V Domingo da Páscoa
A Igreja, desde seu nascedouro, aprendeu dos lábios do Divino Mestre a formular a súplica contida no Pai-Nosso: “Venha a nós o vosso Reino” (Mt 6, 10). São João, no trecho do livro do Apocalipse que a Liturgia apresenta neste domingo, vislumbra a plenitude desse Reino ao declarar que viu “um novo Céu e uma nova terra […], a nova Jerusalém, que descia do Céu” (Ap 21, 1-2), onde haverá um convívio ininterrupto com o Altíssimo, pois será “a morada de Deus entre os homens. Deus vai morar no meio deles” (Ap 21, 3).
Ao longo de sua vida pública, Nosso Senhor anunciou a chegada desse Reino e confirmou suas palavras com inúmeros milagres. O Evangelho deste domingo nos mostra o cuidado e carinho que, ao cabo de três anos, Jesus teve para com seus Apóstolos quando, prestes a começar sua via crucis, indica-lhes o meio pelo qual seu Reino deveria se estabelecer sobre a terra, dando-lhes “um novo mandamento: amai-vos uns aos outros” (Jo, 13, 34a).

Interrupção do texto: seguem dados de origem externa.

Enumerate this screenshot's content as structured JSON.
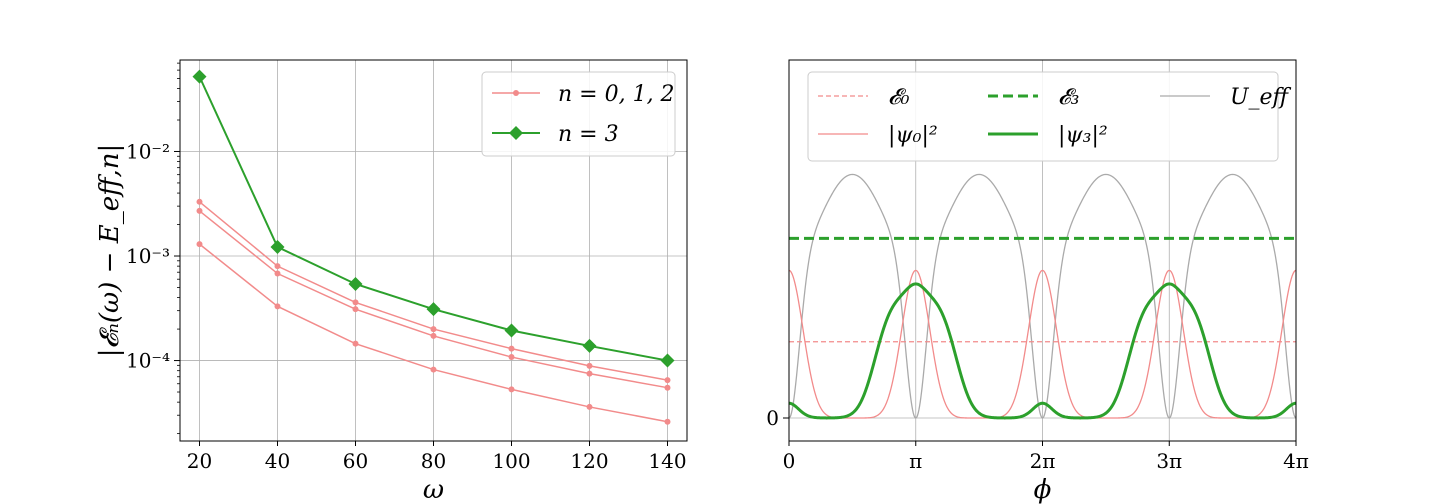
{
  "chart_data": [
    {
      "type": "line",
      "xlabel": "ω",
      "ylabel": "|𝓔ₙ(ω) − E_eff,n|",
      "yscale": "log",
      "xlim": [
        15,
        145
      ],
      "ylim": [
        1.7e-05,
        0.075
      ],
      "grid": true,
      "legend_position": "top-right",
      "x": [
        20,
        40,
        60,
        80,
        100,
        120,
        140
      ],
      "x_ticks": [
        "20",
        "40",
        "60",
        "80",
        "100",
        "120",
        "140"
      ],
      "y_ticks": [
        {
          "value": 0.01,
          "label": "10⁻²"
        },
        {
          "value": 0.001,
          "label": "10⁻³"
        },
        {
          "value": 0.0001,
          "label": "10⁻⁴"
        }
      ],
      "series": [
        {
          "name": "n = 0, 1, 2",
          "color": "#f28b8b",
          "marker": "dot",
          "values": [
            0.0013,
            0.00033,
            0.000145,
            8.2e-05,
            5.3e-05,
            3.6e-05,
            2.6e-05
          ]
        },
        {
          "name": "",
          "color": "#f28b8b",
          "marker": "dot",
          "values": [
            0.0027,
            0.00068,
            0.00031,
            0.000172,
            0.000108,
            7.5e-05,
            5.5e-05
          ]
        },
        {
          "name": "",
          "color": "#f28b8b",
          "marker": "dot",
          "values": [
            0.0033,
            0.0008,
            0.00036,
            0.0002,
            0.00013,
            8.9e-05,
            6.5e-05
          ]
        },
        {
          "name": "n = 3",
          "color": "#2ca02c",
          "marker": "diamond",
          "values": [
            0.052,
            0.00122,
            0.00054,
            0.00031,
            0.000194,
            0.000138,
            0.0001
          ]
        }
      ]
    },
    {
      "type": "line",
      "xlabel": "ϕ",
      "ylabel": "",
      "xlim": [
        0,
        12.566
      ],
      "x_ticks": [
        "0",
        "π",
        "2π",
        "3π",
        "4π"
      ],
      "y_ticks": [
        "0"
      ],
      "grid": true,
      "legend_position": "top",
      "series": [
        {
          "name": "𝓔₀",
          "color": "#f28b8b",
          "style": "dashed-thin",
          "value": 0.31
        },
        {
          "name": "|ψ₀|²",
          "color": "#f28b8b",
          "style": "solid-thin"
        },
        {
          "name": "𝓔₃",
          "color": "#2ca02c",
          "style": "dashed-thick",
          "value": 0.73
        },
        {
          "name": "|ψ₃|²",
          "color": "#2ca02c",
          "style": "solid-thick"
        },
        {
          "name": "U_eff",
          "color": "#aaaaaa",
          "style": "solid-thin"
        }
      ]
    }
  ]
}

Se bem que a Antiga Lei já ordenasse o amor ao próximo, a novidade desse preceito está no modo de praticá-lo. Enquanto Moisés ensinava a amar o próximo “como a si mesmo” (cf. Lv 19, 18), na nova Lei do amor Jesus indica: “Como Eu vos amei” (Jo 13, 34b). Trata-se, portanto, de amar o próximo da mesma forma que Deus o ama!
São Paulo, na sua Primeira Carta aos Coríntios, descreve de modo muito eloquente o amor cristão: deve ser sobretudo sofredor, pois “tudo desculpa, tudo crê, tudo espera, tudo suporta” (13, 7). E dele nos dá exemplo máximo Nosso Senhor em sua Paixão, ao Se entregar por nós na Cruz. Por isso advertem o Apóstolo das Gentes e São Barnabé na primeira leitura deste domingo: “É preciso que passemos por muitos sofrimentos para entrar no Reino de Deus” (At 14, 22b). Eles se referem aos padecimentos que nascem como fruto da verdadeira caridade, imitando assim o amor de Jesus Cristo.

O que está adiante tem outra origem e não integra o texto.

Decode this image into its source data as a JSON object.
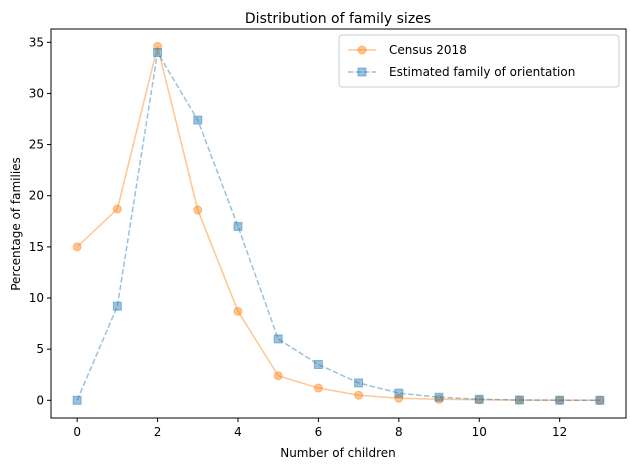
{
  "chart_data": {
    "type": "line",
    "title": "Distribution of family sizes",
    "xlabel": "Number of children",
    "ylabel": "Percentage of families",
    "xlim": [
      -0.65,
      13.65
    ],
    "ylim": [
      -1.73,
      36.3
    ],
    "xticks": [
      0,
      2,
      4,
      6,
      8,
      10,
      12
    ],
    "yticks": [
      0,
      5,
      10,
      15,
      20,
      25,
      30,
      35
    ],
    "grid": false,
    "legend_position": "top-right",
    "series": [
      {
        "name": "Census 2018",
        "color": "#ff7f0e",
        "marker": "circle",
        "linestyle": "solid",
        "x": [
          0,
          1,
          2,
          3,
          4,
          5,
          6,
          7,
          8,
          9,
          10,
          11,
          12,
          13
        ],
        "y": [
          15.0,
          18.7,
          34.6,
          18.6,
          8.7,
          2.4,
          1.2,
          0.5,
          0.2,
          0.1,
          0.05,
          0.02,
          0.01,
          0.0
        ]
      },
      {
        "name": "Estimated family of orientation",
        "color": "#1f77b4",
        "marker": "square",
        "linestyle": "dashed",
        "x": [
          0,
          1,
          2,
          3,
          4,
          5,
          6,
          7,
          8,
          9,
          10,
          11,
          12,
          13
        ],
        "y": [
          0.0,
          9.2,
          34.0,
          27.4,
          17.0,
          6.0,
          3.5,
          1.7,
          0.7,
          0.3,
          0.1,
          0.03,
          0.01,
          0.0
        ]
      }
    ]
  }
}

Ora, para possuir esse amor de Deus plenamente em nós é necessário tomar uma atitude radical: o esvaziamento de si mesmo. O Evangelho do dia nos oferece um pormenor importante a esse respeito: “Depois que Judas saiu do Cenáculo disse Jesus: ‘Agora foi glorificado o Filho do Homem’” (Jo 13, 31).
Comentando esta frase, Santo Agostinho afirma: “Saiu Judas e foi glorificado Jesus; saiu o filho da perdição e foi glorificado o Filho do Homem. […] Tendo saído o imundo, ficaram todos puros e permaneceram com o seu Purificador”.1 Essa “purificação” que se deu no âmbito coletivo dos Apóstolos deve acontecer de forma individual no interior de cada um de nós. Por isso o Bispo de Hipona aconselha: “Vais ficar repleto de bem, esvazia-te do mal. Imagina que Deus te quer encher de mel. Se estás cheio de vinagre, onde pôr o mel? É preciso jogar fora o conteúdo do jarro e limpá-lo, ainda que com esforço, esfregando-o, para servir a outro fim”.2
Esforcemo-nos, pois, em arrancar de nós todo egoísmo, orgulho e raiz de iniquidade, para vivermos com perfeição o preceito do amor e assim fazermos com que o Senhor habite no meio de nós. “Deus é amor; e quem está no amor está em Deus, e Deus nele” (I Jo 4, 16). ◊
Notas
1 SANTO AGOSTINHO. In Ioannis Evangelium. Tractatus LXIII, n.2.
2 SANTO AGOSTINHO. In Epistolam Ioannis ad Parthos. Tractatus IV, n.6.